Within 12-24 months, the 8- and 16-core systems will be common. At that point, apps that are not effectively multithreaded suffer an order-of-magnitude performance disadvantage with their competitors. So, if you have not yet picked a concurrency platform (a layer of software that coordinates, schedules, and manages the multicore resources), here are a couple considerations:
- It'll take some time - at least months - to explore the leading contenders.
- Once chosen, it'll take one or more release cycles to bring the multicore-enabled software to market.
If you are not already exploring multicore enablement for your performance-sensitive apps, here's how you can estimate when your organization needs to start multicore-enabling your code base:
- Pick the number of cores you intend to first target;
- Look at the silicon roadmap and determine when that number of cores will be available;
- Add the time it takes for new processor chips to penetrate the installed base of your customers' systems;
- Subtract roughly two development cycles to give you enough time to multicore-enable your code base;
- Then, look at how long your organization takes to make decisions around software adoptions, because you'll need to subtract that amount of time to decide which concurrency platform you'll base your system on.
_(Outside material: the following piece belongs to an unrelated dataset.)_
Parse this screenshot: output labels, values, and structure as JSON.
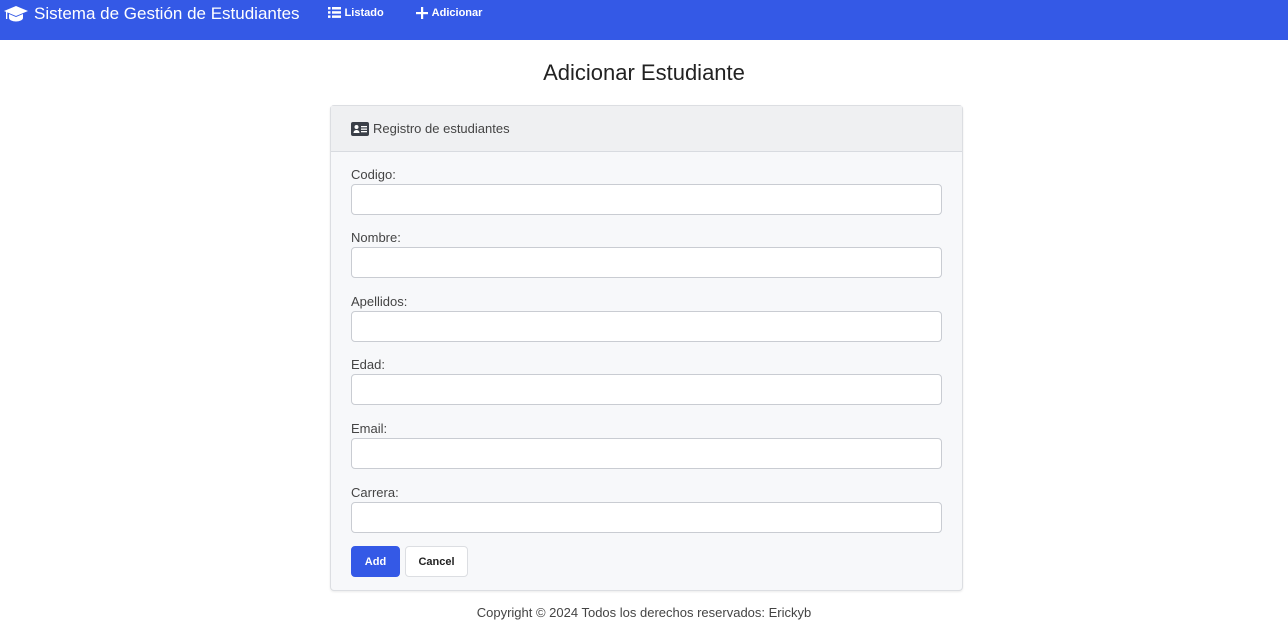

Concurrency Platforms: A Menu of Choices
The good news is that the set of concurrency platforms has been growing increasingly stronger. Contenders include Intel's Threading Building Blocks (TBB), OpenMP, Microsoft's Concurrency Runtime, and Cilk++, to name a few. Each platform has its pros and cons. For example, a library approach such as TBB works best for applications that have relatively distinct, long-running functions that don't interact much with the rest of the app; may be less intrusive; and works best at the "leaves" of the computation. On the other hand, a language extension such as Cilk++ has cleaner, simpler syntax; typically requires less restructuring of legacy code; works well for unbalanced problems; and makes race detection easier.
"What multithreading approaches have you explored?"

While the answers may not be representative of the entire software development community at large (for example, half of the respondents were evaluating our product, Cilk++), several observations emerged:
- Native threads and thread pools are mature approaches. Applications employing this type of concurrency platform have been widely deployed (originating well before multicore CPUs were even shipped), though are not as actively considered for new evaluations or pilot projects.
- OpenMP appears to be doing well in terms of both new evaluations and actual deployments - likely a credit to the fact that it has been out there for a while, is open source, and seems to work well for parallelizing "fat" loops, which are a common case in scientific codes.
- Intel's Threading Building Blocks, which appeared on the horizon within the last two years, appears to be widely evaluated, but deployments are small.
- Cilk++ (our product) is brand new, and although it hasn't been deployed at all yet in customer applications, we are seeing a growing set of evaluations worldwide.
- Microsoft's Parallel FX Library does not yet appear to be widely explored or deployed, although in October Microsoft announced their new Concurrency Runtime and Visual Studio tools which will surely put Microsoft on the multicore map in a big way.
Operating Systems Targeted by Multicore Developers
Finally, the "what O/S" data suggests that the majority of developers need a cross-platform solution - a Windows- or Linux-only solution likely won't cut it. Something for us tool vendors to keep in mind.

I hear the train a comin'...
The distant rumblings we hear - the customer demands for increased application performance, the increasing core counts in PCs, the need to crunch more data with existing servers - is the multicore train. Depending on your station, it may not reach you at the same time as your neighbor, but we'd all be well-advised to prepare for it, because it's comin' through!